UFC welterweight Dan ‘The Outlaw’ Hardy (23-7, 1NC) has seen his career reach as high as a UFC title match with current champ Georges St-Pierre back in March 2010, all the way down to being the target of vindictive fans who are quick to criticize the fighters Tweets for not training after losing four straight in the Octagon.
What seems more hurtful to the British fighter is the fact that he sees a steady stream of fighters being released from the UFC after two losses while he still remains under contract.

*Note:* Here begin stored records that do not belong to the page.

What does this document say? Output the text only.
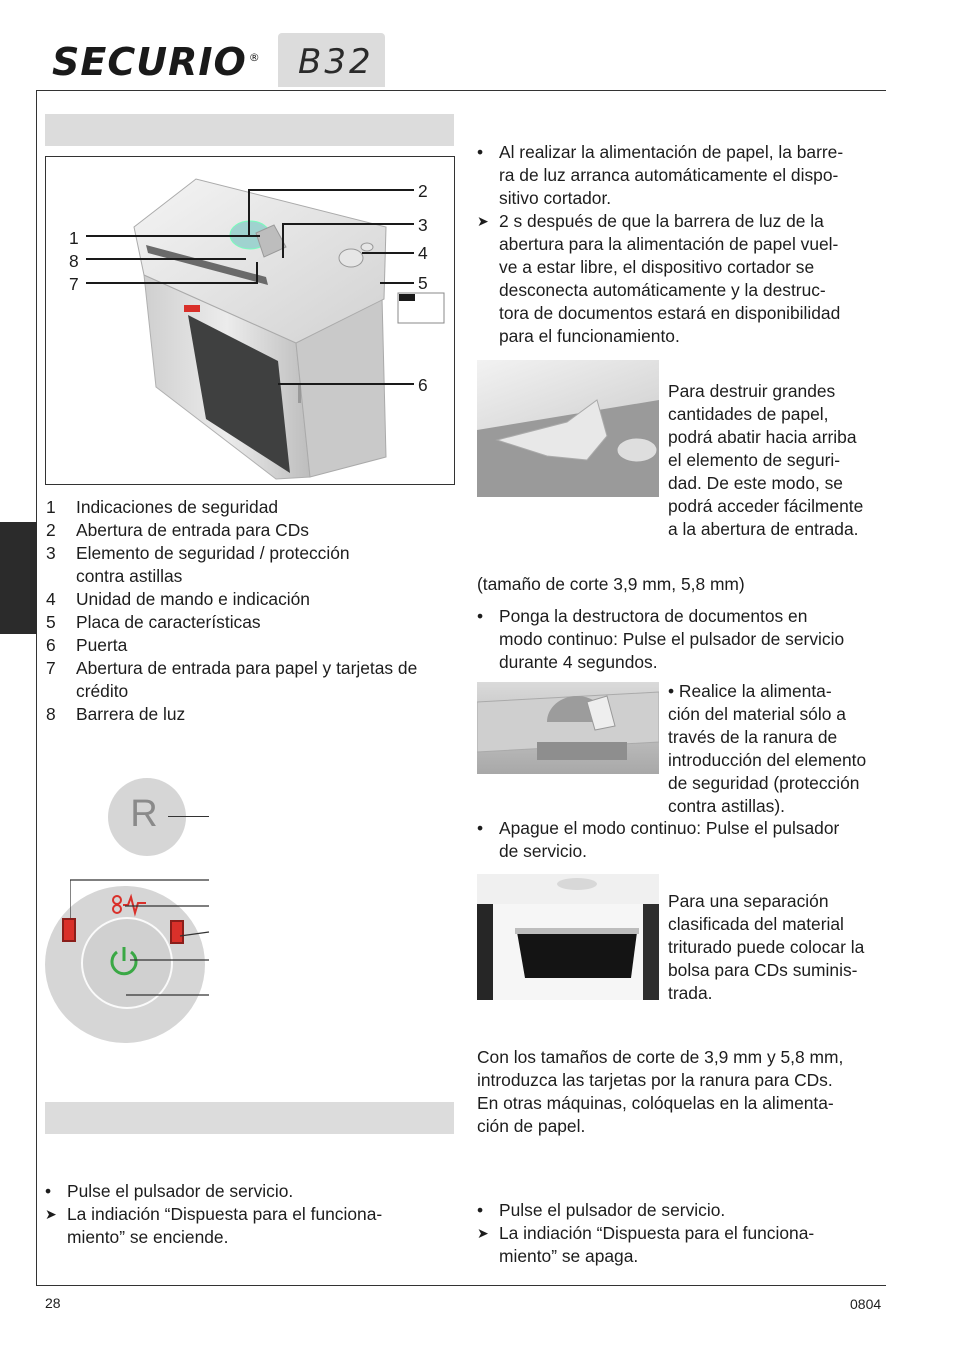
SECURIO ® B32
1
8
7
2
3
4
5
6
1	Indicaciones de seguridad
2	Abertura de entrada para CDs
3	Elemento de seguridad / protección
contra astillas
4	Unidad de mando e indicación
5	Placa de características
6	Puerta
7	Abertura de entrada para papel y tarjetas de
crédito
8	Barrera de luz
R
• Pulse el pulsador de servicio.
➤ La indiación “Dispuesta para el funciona-
miento” se enciende.
• Al realizar la alimentación de papel, la barre-
ra de luz arranca automáticamente el dispo-
sitivo cortador.
➤ 2 s después de que la barrera de luz de la
abertura para la alimentación de papel vuel-
ve a estar libre, el dispositivo cortador se
desconecta automáticamente y la destruc-
tora de documentos estará en disponibilidad
para el funcionamiento.
Para destruir grandes
cantidades de papel,
podrá abatir hacia arriba
el elemento de seguri-
dad. De este modo, se
podrá acceder fácilmente
a la abertura de entrada.
(tamaño de corte 3,9 mm, 5,8 mm)
• Ponga la destructora de documentos en
modo continuo: Pulse el pulsador de servicio
durante 4 segundos.
• Realice la alimenta-
ción del material sólo a
través de la ranura de
introducción del elemento
de seguridad (protección
contra astillas).
• Apague el modo continuo: Pulse el pulsador
de servicio.
Para una separación
clasificada del material
triturado puede colocar la
bolsa para CDs suminis-
trada.
Con los tamaños de corte de 3,9 mm y 5,8 mm,
introduzca las tarjetas por la ranura para CDs.
En otras máquinas, colóquelas en la alimenta-
ción de papel.
• Pulse el pulsador de servicio.
➤ La indiación “Dispuesta para el funciona-
miento” se apaga.
28	0804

In a very honest interview with MMAFighting.com, ‘The Outlaw’ talks about some of the guilt he feels at seeing fighters go, being punked by Anthony Johnson after the two had talked at length of a standup war and then having ‘Rumble’ wrestle him for three rounds, plus a lot more.

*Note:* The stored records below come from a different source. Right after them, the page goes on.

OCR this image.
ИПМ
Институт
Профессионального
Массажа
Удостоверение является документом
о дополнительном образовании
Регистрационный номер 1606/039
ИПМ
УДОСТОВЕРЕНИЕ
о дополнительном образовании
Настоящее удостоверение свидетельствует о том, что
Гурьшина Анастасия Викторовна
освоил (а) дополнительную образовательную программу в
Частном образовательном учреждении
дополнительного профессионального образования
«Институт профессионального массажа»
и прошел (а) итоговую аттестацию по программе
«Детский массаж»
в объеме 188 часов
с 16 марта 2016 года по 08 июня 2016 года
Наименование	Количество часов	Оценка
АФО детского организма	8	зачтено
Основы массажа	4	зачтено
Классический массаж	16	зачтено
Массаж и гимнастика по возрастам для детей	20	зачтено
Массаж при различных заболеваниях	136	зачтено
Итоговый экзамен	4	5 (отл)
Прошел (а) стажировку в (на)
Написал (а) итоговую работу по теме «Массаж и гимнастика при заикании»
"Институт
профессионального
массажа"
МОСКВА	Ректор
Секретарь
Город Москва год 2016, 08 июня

If your a Dan Hardy fan, or not, the article offers an interesting look into the current mindset of ‘The Outlaw.’
Here’s a few quotes.
“If I ever tweet something that’s not about training or fighting — anything, whether it’s about a movie I’ve seen or I’m out on the [Las Vegas] strip and see something funny and send a picture of it — I’ll always get some jackass tweet back, ‘Oh, don’t you think you should be working on your wrestling?’” he says. “Every. Time. That really winds me up… ”
“I got in there just expecting this blaze of glory,” he says. All the way through training camp he’d exchanged emails and direct messages on Twitter with Johnson, both of them talking about what a slugfest their fight would be, how they’d steal the show in Seattle. But Johnson was the superior wrestler, and he knew it. Why trade bombs with Hardy if you didn’t have to? And why not let him think he was walking into a kickboxing match, since that would only make him easier to take down.
“He punked me,” Hardy says. “And he punked me good.”
After three rounds of far more wrestling than slugging, an exhausted Hardy sat back in his corner and let the disappointment wash over him. He didn’t need to wait and hear how the judges had scored it. Nobody did. Three in a row, he thought. That ought to do it. When he looked up, there was Johnson strolling over to him like a kid who’d just cheated his best friend out of his lunch money.
“He came over to me right after the fight was over and he hugged me and said, ‘I’m sorry, man. I love you like a brother.’ And I thought, dammit, he punked me. He knew he was going to do it all the way through training camp. He properly played me.”
What’s worse, he couldn’t even really stay mad at Johnson afterward. If anybody understood that desperate need for a win — a desire so strong you’d spend weeks lying just to get it — it was Hardy.
“[Johnson] did the calculated thing. Whether you agree with it or not, he felt like he needed a win and that was the smartest way to get it. I know he got a lot of [expletive] for it, but he got the win and now he’s progressing, in a good place in his career. And me? Not so much.”